Ms Woods said the WEO 2018 also delivered a harsh reality check into the continuing and increasing methane leaking from gasfields around the world.
“The Federal Government must take urgent action to reign in the gas leaks across Australia, and start properly measuring and accounting for our surging emissions from gasfields,” she said.
“Australian gas is also among the most expensive in the world, and is tipped to only constitute five per cent of new gas production out to 2040.”
Ms Woods said governments must act now to allow communities time to adjust to the economic disruption rapid divestment in fossil fuels would create.
“Regions like the Hunter Valley should not be left to flounder while the world moves away from coal: we need a multi-decade plan to make this change work for us,” she said.
“It is time to choose the future we will give to the next generation of Australians. If we want them to have the opportunities we have and to enjoy this beautiful country, then that means a change of direction for coal mining communities.

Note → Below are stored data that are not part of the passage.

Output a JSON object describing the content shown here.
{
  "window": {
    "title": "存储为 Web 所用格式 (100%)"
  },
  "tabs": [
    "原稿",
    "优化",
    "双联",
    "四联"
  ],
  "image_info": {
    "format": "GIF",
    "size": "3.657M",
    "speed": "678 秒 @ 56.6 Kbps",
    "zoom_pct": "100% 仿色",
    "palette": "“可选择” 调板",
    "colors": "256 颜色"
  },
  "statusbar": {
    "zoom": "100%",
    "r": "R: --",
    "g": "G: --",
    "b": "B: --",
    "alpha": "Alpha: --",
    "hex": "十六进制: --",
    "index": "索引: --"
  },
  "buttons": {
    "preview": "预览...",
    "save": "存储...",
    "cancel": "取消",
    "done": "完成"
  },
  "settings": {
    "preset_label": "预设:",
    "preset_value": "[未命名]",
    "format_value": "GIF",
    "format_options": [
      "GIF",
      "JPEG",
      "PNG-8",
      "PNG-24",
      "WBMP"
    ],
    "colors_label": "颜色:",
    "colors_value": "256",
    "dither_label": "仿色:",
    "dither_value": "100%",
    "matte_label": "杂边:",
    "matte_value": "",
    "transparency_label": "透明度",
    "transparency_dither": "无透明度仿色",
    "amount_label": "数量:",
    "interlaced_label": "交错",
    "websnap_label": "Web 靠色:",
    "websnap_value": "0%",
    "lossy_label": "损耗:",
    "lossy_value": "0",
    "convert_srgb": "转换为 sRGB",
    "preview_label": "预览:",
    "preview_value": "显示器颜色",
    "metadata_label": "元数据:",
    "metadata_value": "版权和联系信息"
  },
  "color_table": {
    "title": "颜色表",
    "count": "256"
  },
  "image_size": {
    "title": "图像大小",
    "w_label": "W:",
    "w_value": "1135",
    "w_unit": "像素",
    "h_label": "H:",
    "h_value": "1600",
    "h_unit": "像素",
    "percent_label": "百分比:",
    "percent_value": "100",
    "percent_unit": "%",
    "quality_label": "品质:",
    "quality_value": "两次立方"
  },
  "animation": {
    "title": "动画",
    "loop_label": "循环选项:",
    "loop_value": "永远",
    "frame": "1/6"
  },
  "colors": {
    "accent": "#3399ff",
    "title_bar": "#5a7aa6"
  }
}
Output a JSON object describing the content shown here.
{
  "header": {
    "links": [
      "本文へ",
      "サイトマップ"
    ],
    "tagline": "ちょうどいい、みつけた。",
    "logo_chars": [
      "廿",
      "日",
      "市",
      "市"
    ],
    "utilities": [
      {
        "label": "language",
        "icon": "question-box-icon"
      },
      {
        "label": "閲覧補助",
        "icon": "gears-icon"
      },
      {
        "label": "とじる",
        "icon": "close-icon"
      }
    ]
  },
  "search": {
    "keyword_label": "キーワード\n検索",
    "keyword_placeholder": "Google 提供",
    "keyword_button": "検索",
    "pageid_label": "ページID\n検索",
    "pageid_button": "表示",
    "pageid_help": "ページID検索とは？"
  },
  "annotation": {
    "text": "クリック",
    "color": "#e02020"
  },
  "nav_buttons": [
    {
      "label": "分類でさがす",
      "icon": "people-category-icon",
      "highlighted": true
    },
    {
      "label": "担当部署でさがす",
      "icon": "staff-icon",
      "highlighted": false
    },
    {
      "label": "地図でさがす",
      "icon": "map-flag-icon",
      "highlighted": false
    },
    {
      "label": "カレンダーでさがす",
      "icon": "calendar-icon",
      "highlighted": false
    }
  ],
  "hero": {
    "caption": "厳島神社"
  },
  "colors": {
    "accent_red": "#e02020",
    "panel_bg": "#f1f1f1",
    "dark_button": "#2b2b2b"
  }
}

“We can and must take that path and help mining regions adjust to change, because the alternative is unthinkable.”
Highlights from the WEO 2018
- “Coal demand has been revised down in the New Policies Scenario, our main scenario, reflecting not only strong competition in some markets but also an increasing focus on policy measures that either penalise coal directly or give a helping hand to its competitors. Such policies become much more stringent in the Sustainable Development Scenario.”
- In the New Policies Scenario, coal production in Australia remains roughly stable at 417mt till 2025, and then rises to 474Mt by 2040.
- And yet, the Outlook sees the global thermal coal trade declining by 55Mt in the next two decades, even in the New Policies Scenario, “as declining import demand in China and advanced economies outweighs rising demand in India and other Asia Pacific.”
- In the New Policies Scenario, Australia’s current biggest markets for thermal coal imports will decline, including Japan and Korea (-32 percent, or 95Mt) and China (-61% or 128Mt).
- However, “The gap between [the New Policies Scenario] and the Sustainable Development Scenario, in which accelerated clean energy transitions put the world on track to meet goals related to climate change, universal access and clean air, remains huge. None of these potential pathways is preordained; all are possible. The actions taken by governments will be decisive in determining which path we follow.”
- Under the Sustainable Development Scenario “premature deaths from outdoor air pollution are half a million lower in 2040 than today. As well, CO2 emissions decline rapidly in line with the objectives of the Paris Agreement.”
- Although the report shows gas demand growing in Asia, particularly under the New Policies Scenario, Australia doesn’t figure largely in the gas section, or in the predicted share of future production growth.
- Table 4.3 shows Australian gas production roughly doubling out to 2040 under the New Policies Scenario, but the IEA expects Australia to only supply 5% of new gas production out to 2040, and does not mention the NT as a new source of shale gas.
- This may be because Australia’s gas is the most expensive in the supply pipeline to China (as shown in Figure 4.13 on page 195).